Wann poppt der Mais?

Was Popcorn mit der Digitalisierung zu tun hat

Beim diesjährigen Branchentreffen Versorgungswirtschaft in Fulda stand der erste Tag ganz im Zeichen der Digitalisierung. Nachdem ich gelernt hatte, wie man um eine Türklingel herum ein digitales Geschäftsmodell aufbauen kann, durfte ich das Wilken Smart City Lab vorstellen. Einem Vortrag zur Smart-Meter-Gateway-Administrations-Lösung aus dem Hause Wilken folgte ein toller Insight von den Stadtwerken Konstanz zu deren Projekt „360° Stadtwerke Ökosystem“. Was allen Vorträgen gemein war: Es wurden Herausforderungen der Digitalisierung thematisiert. Und im Kern wurde klar, dass diese Herausforderungen bei aller Technologie nur mit Menschen gemeistert werden können.

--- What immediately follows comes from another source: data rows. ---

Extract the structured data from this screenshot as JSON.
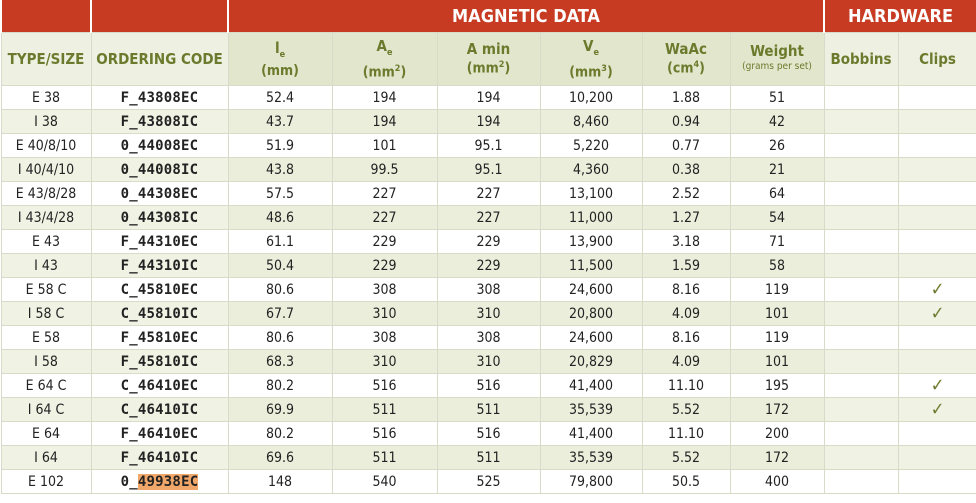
{
  "band": {
    "magnetic": "MAGNETIC DATA",
    "hardware": "HARDWARE"
  },
  "headers": {
    "type_size": "TYPE/SIZE",
    "ordering_code": "ORDERING CODE",
    "le_main": "l",
    "le_sub": "e",
    "le_unit": "(mm)",
    "ae_main": "A",
    "ae_sub": "e",
    "ae_unit_pre": "(mm",
    "ae_unit_sup": "2",
    "ae_unit_post": ")",
    "amin_main": "A min",
    "amin_unit_pre": "(mm",
    "amin_unit_sup": "2",
    "amin_unit_post": ")",
    "ve_main": "V",
    "ve_sub": "e",
    "ve_unit_pre": "(mm",
    "ve_unit_sup": "3",
    "ve_unit_post": ")",
    "waac_main": "WaAc",
    "waac_unit_pre": "(cm",
    "waac_unit_sup": "4",
    "waac_unit_post": ")",
    "weight_main": "Weight",
    "weight_unit": "(grams per set)",
    "bobbins": "Bobbins",
    "clips": "Clips"
  },
  "check_symbol": "✓",
  "rows": [
    {
      "type": "E 38",
      "code": "F_43808EC",
      "le": "52.4",
      "ae": "194",
      "amin": "194",
      "ve": "10,200",
      "waac": "1.88",
      "weight": "51",
      "clip": ""
    },
    {
      "type": "I 38",
      "code": "F_43808IC",
      "le": "43.7",
      "ae": "194",
      "amin": "194",
      "ve": "8,460",
      "waac": "0.94",
      "weight": "42",
      "clip": ""
    },
    {
      "type": "E 40/8/10",
      "code": "0_44008EC",
      "le": "51.9",
      "ae": "101",
      "amin": "95.1",
      "ve": "5,220",
      "waac": "0.77",
      "weight": "26",
      "clip": ""
    },
    {
      "type": "I 40/4/10",
      "code": "0_44008IC",
      "le": "43.8",
      "ae": "99.5",
      "amin": "95.1",
      "ve": "4,360",
      "waac": "0.38",
      "weight": "21",
      "clip": ""
    },
    {
      "type": "E 43/8/28",
      "code": "0_44308EC",
      "le": "57.5",
      "ae": "227",
      "amin": "227",
      "ve": "13,100",
      "waac": "2.52",
      "weight": "64",
      "clip": ""
    },
    {
      "type": "I 43/4/28",
      "code": "0_44308IC",
      "le": "48.6",
      "ae": "227",
      "amin": "227",
      "ve": "11,000",
      "waac": "1.27",
      "weight": "54",
      "clip": ""
    },
    {
      "type": "E 43",
      "code": "F_44310EC",
      "le": "61.1",
      "ae": "229",
      "amin": "229",
      "ve": "13,900",
      "waac": "3.18",
      "weight": "71",
      "clip": ""
    },
    {
      "type": "I 43",
      "code": "F_44310IC",
      "le": "50.4",
      "ae": "229",
      "amin": "229",
      "ve": "11,500",
      "waac": "1.59",
      "weight": "58",
      "clip": ""
    },
    {
      "type": "E 58 C",
      "code": "C_45810EC",
      "le": "80.6",
      "ae": "308",
      "amin": "308",
      "ve": "24,600",
      "waac": "8.16",
      "weight": "119",
      "clip": "✓"
    },
    {
      "type": "I 58 C",
      "code": "C_45810IC",
      "le": "67.7",
      "ae": "310",
      "amin": "310",
      "ve": "20,800",
      "waac": "4.09",
      "weight": "101",
      "clip": "✓"
    },
    {
      "type": "E 58",
      "code": "F_45810EC",
      "le": "80.6",
      "ae": "308",
      "amin": "308",
      "ve": "24,600",
      "waac": "8.16",
      "weight": "119",
      "clip": ""
    },
    {
      "type": "I 58",
      "code": "F_45810IC",
      "le": "68.3",
      "ae": "310",
      "amin": "310",
      "ve": "20,829",
      "waac": "4.09",
      "weight": "101",
      "clip": ""
    },
    {
      "type": "E 64 C",
      "code": "C_46410EC",
      "le": "80.2",
      "ae": "516",
      "amin": "516",
      "ve": "41,400",
      "waac": "11.10",
      "weight": "195",
      "clip": "✓"
    },
    {
      "type": "I 64 C",
      "code": "C_46410IC",
      "le": "69.9",
      "ae": "511",
      "amin": "511",
      "ve": "35,539",
      "waac": "5.52",
      "weight": "172",
      "clip": "✓"
    },
    {
      "type": "E 64",
      "code": "F_46410EC",
      "le": "80.2",
      "ae": "516",
      "amin": "516",
      "ve": "41,400",
      "waac": "11.10",
      "weight": "200",
      "clip": ""
    },
    {
      "type": "I 64",
      "code": "F_46410IC",
      "le": "69.6",
      "ae": "511",
      "amin": "511",
      "ve": "35,539",
      "waac": "5.52",
      "weight": "172",
      "clip": ""
    },
    {
      "type": "E 102",
      "code_pre": "0_",
      "code_hl": "49938EC",
      "le": "148",
      "ae": "540",
      "amin": "525",
      "ve": "79,800",
      "waac": "50.5",
      "weight": "400",
      "clip": ""
    }
  ]
}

Dies bringt mich zur Keynote von Lars Thomsen, die das Ende der Vortragsreihe am ersten Tag markierte, in der der selbsternannte Chief Futurist nicht nur einen Blick in die Glaskugel warf, sondern eben auch über Menschen und deren Tauglichkeit, in die Zukunft zu denken, referierte.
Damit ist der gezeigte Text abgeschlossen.